- Okay, welcome back. In this demo, I'm going to deploy the Voting App API component into the cluster. The API has been built using Go and exposes a simple rest-based API, exposed over HTTP to read and write data to and from the database. The single API binary has been packaged into a docker image that is publicly available, tagged as cloudacademydevops/api:v1 and is hosted in the Docker registry. Now, since the API needs to connect to the MongoDB replicaset, we need to inform it how to do so with connection string information. 

A default connection string is already embedded within the API binary and one of which understands the naming convention that has already been applied and used for the MongoDB replicaset as per the headless service we previously established. Therefore, there is no need to edit or reconfigure this externally. Having said that, if we needed to, the API is designed to read and overwrite the default embedded connection string with a connection string configured against an environment variable named MONGO_CONN_STR. But, like I earlier said, I'll just leverage the default behavior of the API in terms of the connection string management. Okay, let's kick off the API deployment, which will result in the creation of the following cluster resources, a Deployment, a Service, and a Route, which once fully deployed will allow us to hit the API externally over HTTP on port 80. 

To do this, let's jump over into the runsheet and copy the command in step 15. And then execute this in the terminal like so. We can see each of the three resources have been created successfully within the cluster. Let's now examine the API deployment rollout. I'll first run the command, oc rollout status deployment API. This allows us to watch in real time how the cluster goes about performing the deployment, which consists of four replicas for the API. Next, we can examine the view of the pods themselves, starting with listing out all pods in the current CloudAcademy project. Next, I'll filter on pod label, role = API to see just the four API pods. 
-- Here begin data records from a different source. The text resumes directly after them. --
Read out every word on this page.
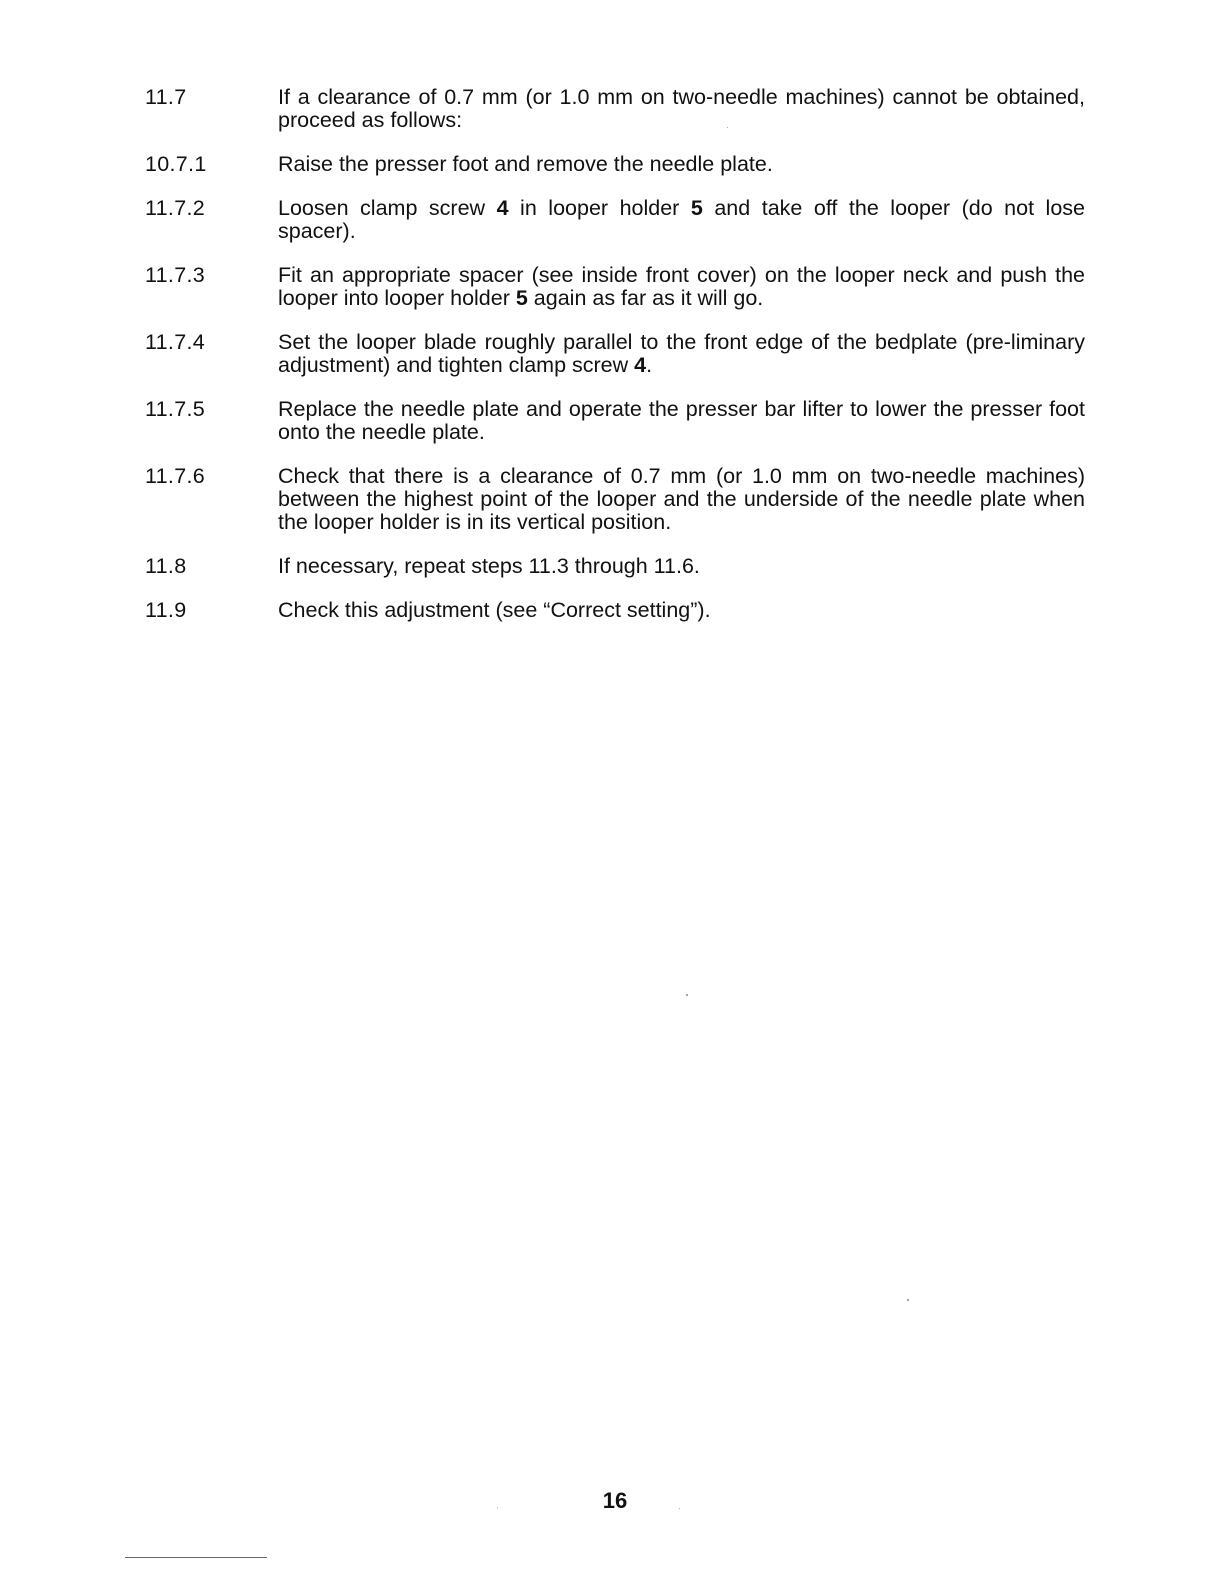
11.7	If a clearance of 0.7 mm (or 1.0 mm on two-needle machines) cannot be obtained, proceed as follows:
10.7.1	Raise the presser foot and remove the needle plate.
11.7.2	Loosen clamp screw 4 in looper holder 5 and take off the looper (do not lose spacer).
11.7.3	Fit an appropriate spacer (see inside front cover) on the looper neck and push the looper into looper holder 5 again as far as it will go.
11.7.4	Set the looper blade roughly parallel to the front edge of the bedplate (pre-liminary adjustment) and tighten clamp screw 4.
11.7.5	Replace the needle plate and operate the presser bar lifter to lower the presser foot onto the needle plate.
11.7.6	Check that there is a clearance of 0.7 mm (or 1.0 mm on two-needle machines) between the highest point of the looper and the underside of the needle plate when the looper holder is in its vertical position.
11.8	If necessary, repeat steps 11.3 through 11.6.
11.9	Check this adjustment (see “Correct setting”).
16
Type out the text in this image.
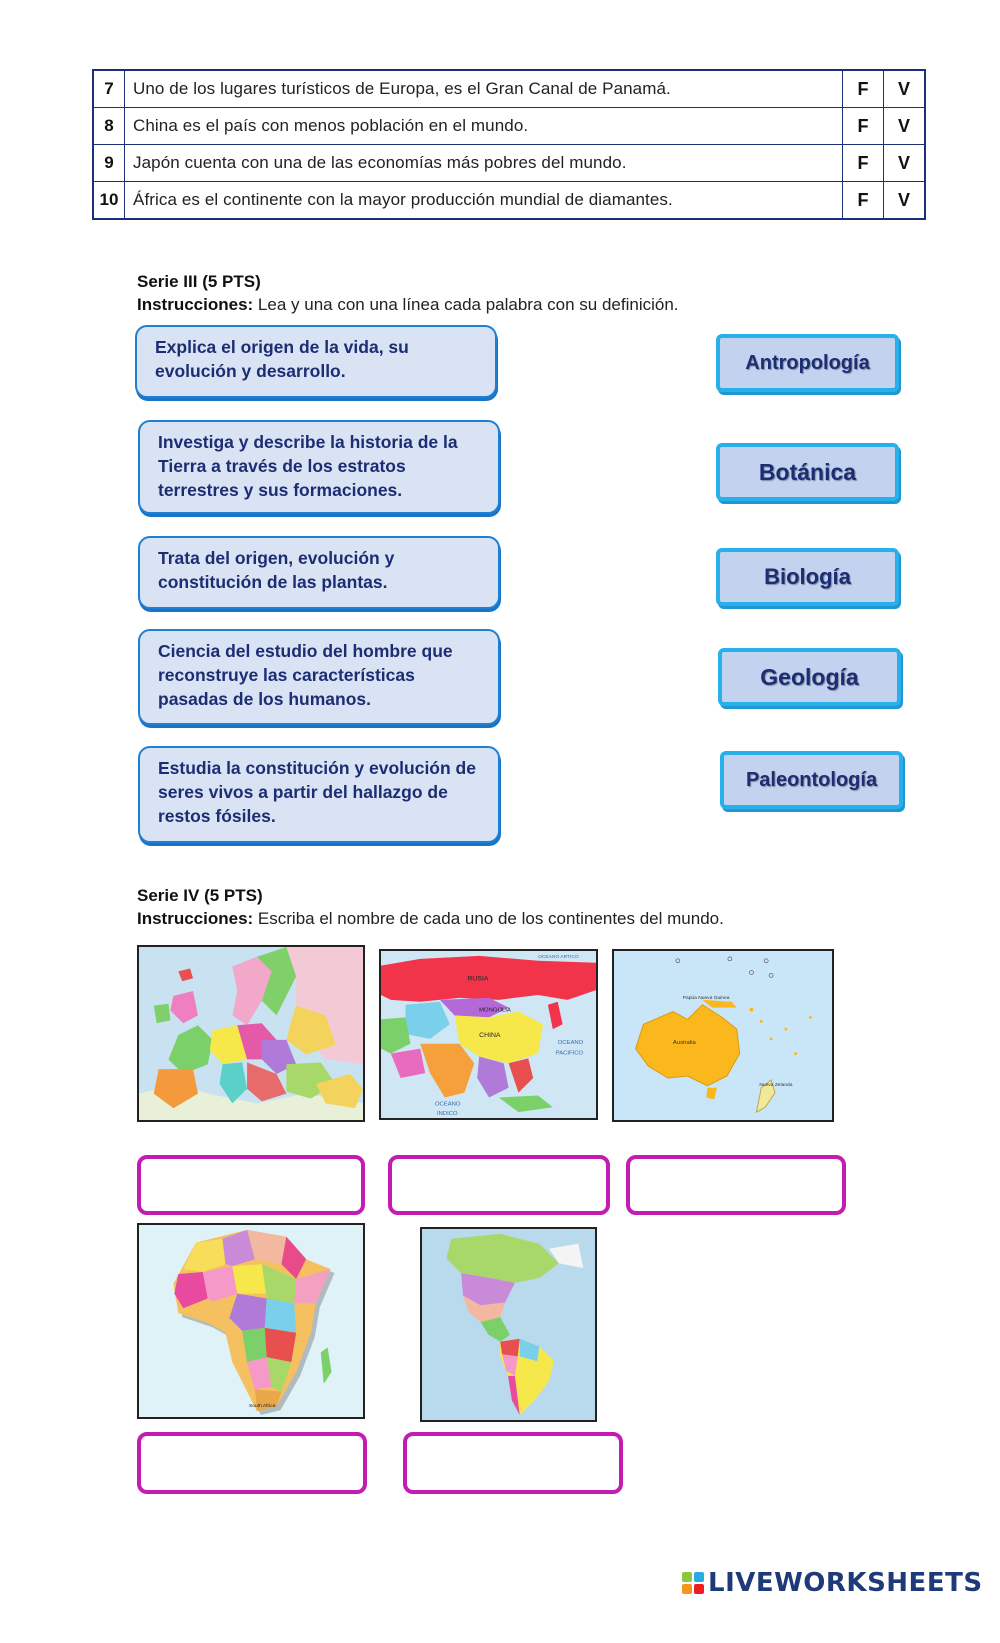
7	Uno de los lugares turísticos de Europa, es el Gran Canal de Panamá.	F	V
8	China es el país con menos población en el mundo.	F	V
9	Japón cuenta con una de las economías más pobres del mundo.	F	V
10	África es el continente con la mayor producción mundial de diamantes.	F	V
Serie III (5 PTS)
Instrucciones: Lea y una con una línea cada palabra con su definición.
Explica el origen de la vida, su evolución y desarrollo.
Investiga y describe la historia de la Tierra a través de los estratos terrestres y sus formaciones.
Trata del origen, evolución y constitución de las plantas.
Ciencia del estudio del hombre que reconstruye las características pasadas de los humanos.
Estudia la constitución y evolución de seres vivos a partir del hallazgo de restos fósiles.
Antropología
Botánica
Biología
Geología
Paleontología
Serie IV (5 PTS)
Instrucciones: Escriba el nombre de cada uno de los continentes del mundo.
RUSIA
MONGOLIA
CHINA
OCEANO ARTICO
OCEANO
PACIFICO
OCEANO
INDICO
Australia
Nueva Zelanda
Papúa Nueva Guinea
South Africa
LIVEWORKSHEETS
Let's now take one of the API pod names and examine the logging that the API has performed to standard out. Here we can see indeed that this API pod has connected successfully to the backend MongoDB database. Therefore, it looks like the API pods are ready to have requests sent to them. Okay, everything looks good, we can now move on to step 16, and copy the command from the runsheet to query out the dns host from the API route object. This will allow us to easily run curl commands to the externally exposed API endpoint. 

Let's try it out by hitting the API health check ok endpoint which simply responds with the string OK and an HTTP 200 response code to indicate that the API is healthy. And as expected it does, so this is a great result. Expanding on this, we can actually attempt to hit one of the API endpoints, forcing it to connect to the backend MongoDB database and read out data. To do this, I'll try the languages endpoint and then pipe the response through the jq utility for formatting purposes like so. And again, this confirms that our API and MongoDB cluster resources are behaving as designed. 

We can exercise the API even further by querying data for a specific programming language, such as Go, then Java, and then nodejs. Finally, let's take a look within the OpenShift web admin console and view the four API pods. Here indeed, we can see the four new API pods, each in a running status. From here, let's view the API service and API route resources. Under Networking, I'll select services and here, we can see the new API service resource. Then, selecting routes, we can see the new API route resource which provides a publicly resolvable URL for the API service, allowing external traffic to hit it. 

Okay, that completes steps 15 and 16. We have successfully deployed the API and have connected it to the backend MongoDB database. That concludes this demonstration. We're now ready to attack the front-end cluster resources.